There are multiple possible strategies to migrate a Docusaurus v1 site using Crowdin, with different tradeoffs.

caution

This documentation is a best-effort to help you migrate, please help us improve it if you find a better way!

Before all, we recommend to:

danger

Don't try to migrate without understanding both Crowdin and Docusaurus v2 i18n.

Create a new Crowdin project

To avoid any risk of breaking your v1 site in production, one possible strategy is to duplicate the original v1 Crowdin project.

info

This strategy was used to upgrade the Jest website.

Unfortunately, Crowdin does not have any "Duplicate/clone Project" feature, which makes things complicated.

  • Download the translation memory of your original project in .tmx format (https://crowdin.com/project/<ORIGINAL_PROJECT>/settings#tm > View Records)
  • Upload the translation memory to your new project (https://crowdin.com/project/<NEW_PROJECT>/settings#tm > View Records)
  • Reconfigure crowdin.yml for Docusaurus v2 according to the i18n docs
  • Upload the Docusaurus v2 source files with the Crowdin CLI to the new project
  • Mark sensitive strings like id or slug as "hidden string" on Crowdin
  • On the "Translations" tab, click on "Pre-Translation > via TM" (https://crowdin.com/project/<NEW_PROJECT>/settings#translations)
  • Try first with "100% match" (more content will be translated than "Perfect"), and pre-translate your sources
  • Download the Crowdin translations locally
  • Try to run/build your site and see if there are any errors

You will likely have errors on your first-try: the pre-translation might try to translate things that it should not be translated (frontmatter, admonition, code blocks...), and the translated md files might be invalid for the MDX parser.

You will have to fix all the errors until your site builds. You can do that by modifying the translated md files locally, and fix your site for one locale at a time using docusaurus build --locale fr.

There is no ultimate guide we could write to fix these errors, but common errors are due to:

  • Not marking enough strings as "hidden strings" in Crowdin, leading to pre-translation trying to translate these strings.
  • Having bad v1 translations, leading to invalid markup in v2: bad html elements inside translations and unclosed tags
  • Anything rejected by the MDX parser, like using HTML elements instead of JSX elements (use the MDX playground for debugging)

You might want to repeat this pre-translation process, eventually trying the "Perfect" option and limiting pre-translation only some languages/files.

tip

Use mdx-code-block around problematic markdown elements: Crowdin is less likely mess things up with code blocks.

note

You will likely notice that some things were translated on your old project, but are now untranslated in your new project.

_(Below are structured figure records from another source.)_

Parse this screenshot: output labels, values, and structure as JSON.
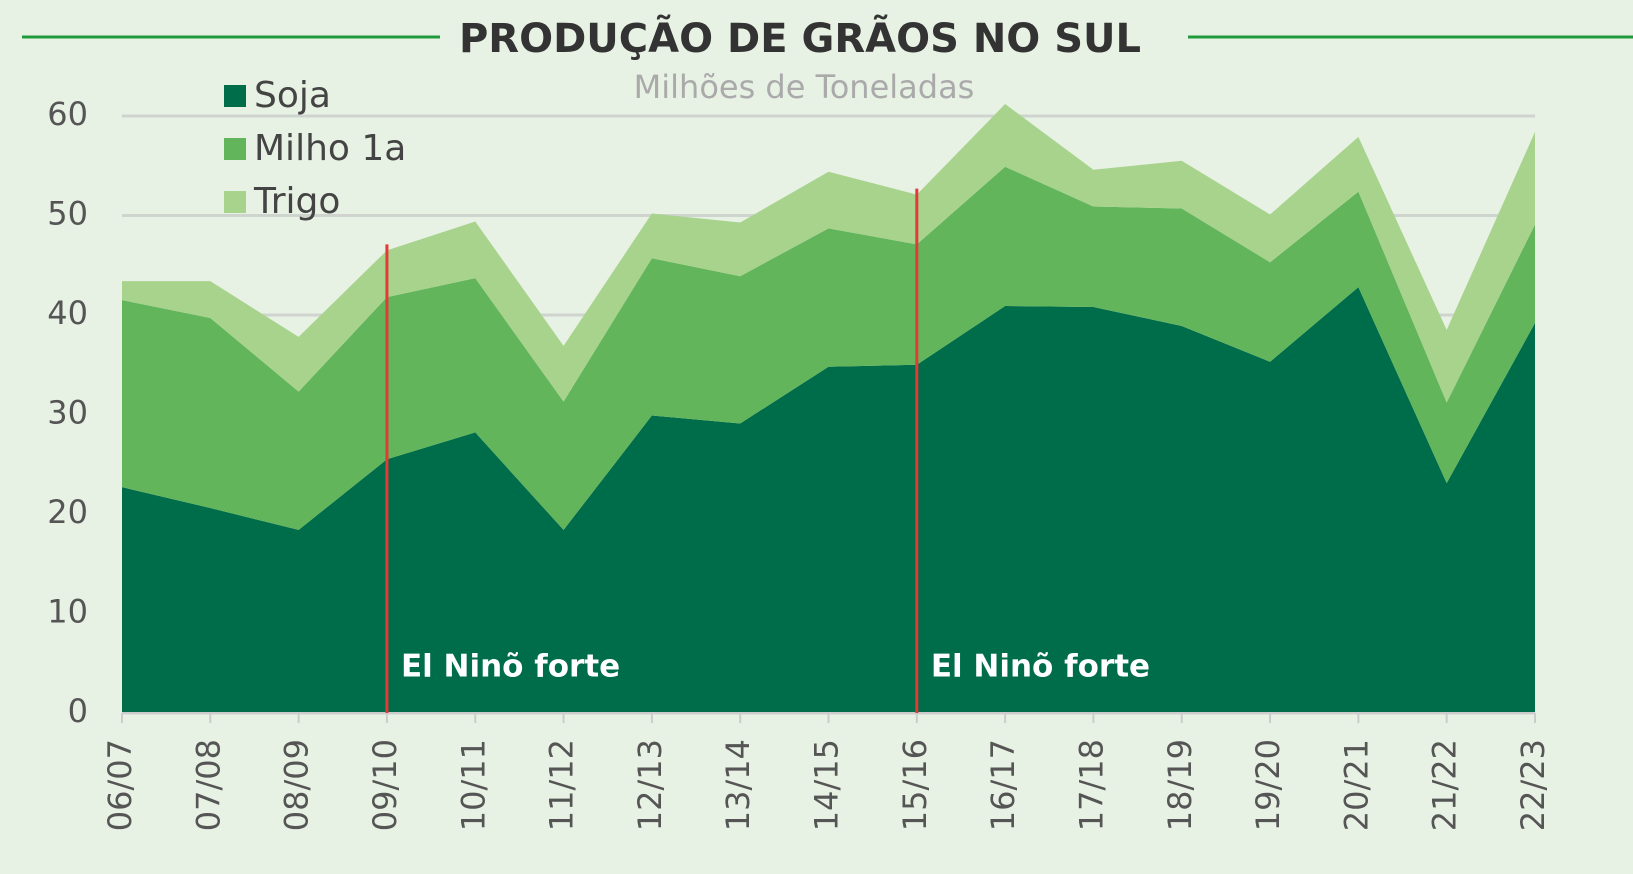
{
  "chart_data": {
    "type": "stacked_area",
    "title": "PRODUÇÃO DE GRÃOS NO SUL",
    "subtitle": "Milhões de Toneladas",
    "categories": [
      "06/07",
      "07/08",
      "08/09",
      "09/10",
      "10/11",
      "11/12",
      "12/13",
      "13/14",
      "14/15",
      "15/16",
      "16/17",
      "17/18",
      "18/19",
      "19/20",
      "20/21",
      "21/22",
      "22/23"
    ],
    "series": [
      {
        "name": "Soja",
        "color": "#006d4a",
        "values": [
          22.7,
          20.6,
          18.4,
          25.5,
          28.2,
          18.4,
          29.9,
          29.1,
          34.8,
          35.0,
          40.9,
          40.8,
          38.9,
          35.3,
          42.8,
          23.1,
          39.2
        ]
      },
      {
        "name": "Milho 1a",
        "color": "#63b55c",
        "values": [
          18.8,
          19.1,
          13.9,
          16.3,
          15.5,
          12.9,
          15.8,
          14.8,
          13.9,
          12.1,
          14.0,
          10.1,
          11.8,
          10.0,
          9.6,
          8.1,
          9.9
        ]
      },
      {
        "name": "Trigo",
        "color": "#a8d38d",
        "values": [
          1.9,
          3.7,
          5.5,
          4.7,
          5.7,
          5.6,
          4.5,
          5.4,
          5.7,
          5.0,
          6.3,
          3.7,
          4.8,
          4.8,
          5.5,
          7.3,
          9.3
        ]
      }
    ],
    "ylim": [
      0,
      60
    ],
    "yticks": [
      0,
      10,
      20,
      30,
      40,
      50,
      60
    ],
    "grid": true,
    "legend": "upper left",
    "annotations": [
      {
        "text": "El Ninõ forte",
        "x": "09/10",
        "color": "#e53935"
      },
      {
        "text": "El Ninõ forte",
        "x": "15/16",
        "color": "#e53935"
      }
    ]
  }
}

The Crowdin Markdown parser is evolving other time and each Crowdin project has a different parser version, which can lead to pre-translation not being able to pre-translate all the strings.

This parser version is undocumented, and you will have to ask the Crowdin support to know your project's parser version and fix one specific version.

Using the same cli version and parser version across the 2 Crowdin projects might give better results.

danger

Crowdin has an "upload translations" feature, but in our experience it does not give very good results for Markdown

Use the existing Crowdin project

If you don't mind modifying your existing Crowdin project and risking to mess things up, it may be possible to use the Crowdin branch system.

caution

This workflow has not been tested in practice, please report us how good it is.

This way, you wouldn't need to create a new Crowdin project, transfer the translation memory, apply pre-translations, and try to fix the pre-translations errors.

You could create a Crowdin branch for Docusaurus v2, where you upload the v2 sources, and merge the Crowdin branch to master once ready.

Use Git instead of Crowdin

It is possible to migrate away of Crowdin, and add the translation files to Git instead.

Use the Crowdin CLI to download the v1 translated files, and put these translated files at the correct Docusaurus v2 filesystem location.